Date(s)

  • 5 juillet 2014 – Centre d'Art – Neuchâtel (CH)

Vidéos

https://player.vimeo.com/video/145970715 https://player.vimeo.com/video/145976352

C’est fantastique

A project by Massimo Furlan, Numero23Prod.
Performance for the Art Center of Neuchâtel (CH) – Created on July 5th 2014

Image, scenario:
A tractor pulls a caravan through the streets of Neuchâtel. In that caravan stands a singer. It is summer and the city is hosting the International Fantastic Film Festival. The performance, which experiments with duration and plays with concepts of voice and address begins in the morning and goes on uninterrupted until midnight. During that time, Massimo Furlan performs a single song, a litany like some sort of trance-pop song…
This is the story of a voice that rises and soars through the city, an exasperating voice that appears and disappears again.
During his long trip, the singer is backed by a series of singers and musicians who change as the hours go by. The singer too changes his appearance, while the backing musicians appear like pale ghosts that are invisibly present.
The caravan travels through the city, appearing under a bridge or on the outskirts of town, and then moves again. Like a never-ending nightmare the song never stops.. It’s always the same singer with the same voice, in front of a crowd, at the market, under a bridge and on the lakeside. Time passes and the song goes on. Then night falls and the caravan continues moving like a ghost in the night. It appears in the distance on the lake. A barge drifts slowly, carrying the caravan, the singer, the ghostly backing singers and musicians. The same tired and burnished song can be heard over and over again,. The barge passes in front of the city and drifts away slowly, disappearing over the horizon and into the darkness. A faint noise is all that remains. Later, a boat sets out to find it, leaving the port and joining the barge. That’s the finale.

The protagonists:
The caravan: it evokes pictures of a moving house, of camping, holidays and summer. It also conjures up terrifying childhood memories of the traveling circus and its parade of outlandish freaks and morbid wonders. Finally, it alludes to those tiny shabby theatres, with puppet shows, bizarre costumes and odd characters performing a series of incomprehensible gestures. Like a bubble of imagination, a nightmare on wheels…

The singer: The Grape Harvest Fair is well known in Switzerland, with its pitiful singers aiming pathetically for stardom – singers who embody the archetype of bad pop music. A solitary figure, anachronistic, outmoded, defeated but not dead, stands in his caravan trying to offer romantic images and glitzy décor and speaks of love in a clumsy, languid and tedious song. He is the artist who shouts his dream, who calls out and begs for your gaze and your attention – an anonymous figure, talentless and shallow, whose only quality is endurance. He keeps going, relentlessly clinging on to his dream.

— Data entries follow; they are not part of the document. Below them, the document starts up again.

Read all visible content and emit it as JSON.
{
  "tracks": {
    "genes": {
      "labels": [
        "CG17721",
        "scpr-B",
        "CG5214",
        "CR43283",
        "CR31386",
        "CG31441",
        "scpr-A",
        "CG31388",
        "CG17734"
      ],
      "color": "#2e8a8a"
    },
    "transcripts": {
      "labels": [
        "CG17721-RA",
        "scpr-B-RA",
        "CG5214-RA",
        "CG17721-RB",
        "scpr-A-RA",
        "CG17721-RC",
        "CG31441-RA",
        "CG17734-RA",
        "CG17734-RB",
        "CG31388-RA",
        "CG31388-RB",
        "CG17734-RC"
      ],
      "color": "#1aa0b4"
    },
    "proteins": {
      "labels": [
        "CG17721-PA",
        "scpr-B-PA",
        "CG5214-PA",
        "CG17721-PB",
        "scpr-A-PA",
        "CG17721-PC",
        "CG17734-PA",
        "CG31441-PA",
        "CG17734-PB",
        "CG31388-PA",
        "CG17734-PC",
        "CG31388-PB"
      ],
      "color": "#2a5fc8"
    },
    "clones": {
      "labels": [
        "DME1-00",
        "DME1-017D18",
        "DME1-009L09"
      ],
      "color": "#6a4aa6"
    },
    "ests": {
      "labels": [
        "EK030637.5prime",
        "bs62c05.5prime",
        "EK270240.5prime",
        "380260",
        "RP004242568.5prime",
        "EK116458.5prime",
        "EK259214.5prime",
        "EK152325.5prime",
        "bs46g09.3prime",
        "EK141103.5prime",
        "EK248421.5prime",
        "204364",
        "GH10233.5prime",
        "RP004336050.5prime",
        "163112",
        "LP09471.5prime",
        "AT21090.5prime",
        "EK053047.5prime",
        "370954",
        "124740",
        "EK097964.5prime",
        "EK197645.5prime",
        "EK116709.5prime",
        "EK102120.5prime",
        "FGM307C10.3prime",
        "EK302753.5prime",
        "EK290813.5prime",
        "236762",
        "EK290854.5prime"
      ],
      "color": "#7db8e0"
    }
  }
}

The song: a single song, entitled ‘It’s Fantastic’. It’s a love song – the driving force for any pop song – the story of a relationship. A story of hope that speaks of a body and a gaze. A song that speaks of life and also, like any good love song, of death and ghosts. A song that describes fear, obsession and abandonment. A song that is completely in its own enormous, fantastic and supernatural world.

The backing band: pale ghostly beings, wearing colourful, mismatched clothes, take turns in the caravan, backing the singer. They play the guitar, the trumpet and the bass guitar. They sing with him. They are silhouettes, appearing out of nowhere, protagonists of an absent story.

The audience: passers-by, people at the market square on a Saturday morning, holidaymakers, residents, onlookers. They stumble upon the caravan by chance. They listen for a moment, watch and walk away. They don’t know the caravan’s itinerary but they can follow it. They can interact with the performance by suggesting a topic, a name or a sentence that the singer can include in his litany.

The city: another protagonist of the performance, the city of Neuchâtel. The itinerary is devised according to the panorama. The caravan becomes part of the landscape, while offering a perspective on the city. When it moves, the audience changes and so does the tableau. Daylight changes since the performance begins at 10 a.m. and does not finish until midnight. The picture changes, so does the atmosphere. There is no narrative and at the same time, something happens and progresses, becoming more and more strange and uneasy. Tiredness and tension settle in, until it is time to let go.

The lake: the final element of the performance is the lake: the flat surface of the water. The caravan becomes a boat as it is anchored to a barge. Its status changes as it becomes a distinct figure on the surface of the water. It is stranger than ever, isolated in a world of its own. It takes on a cinematic quality, like a long tracking shot.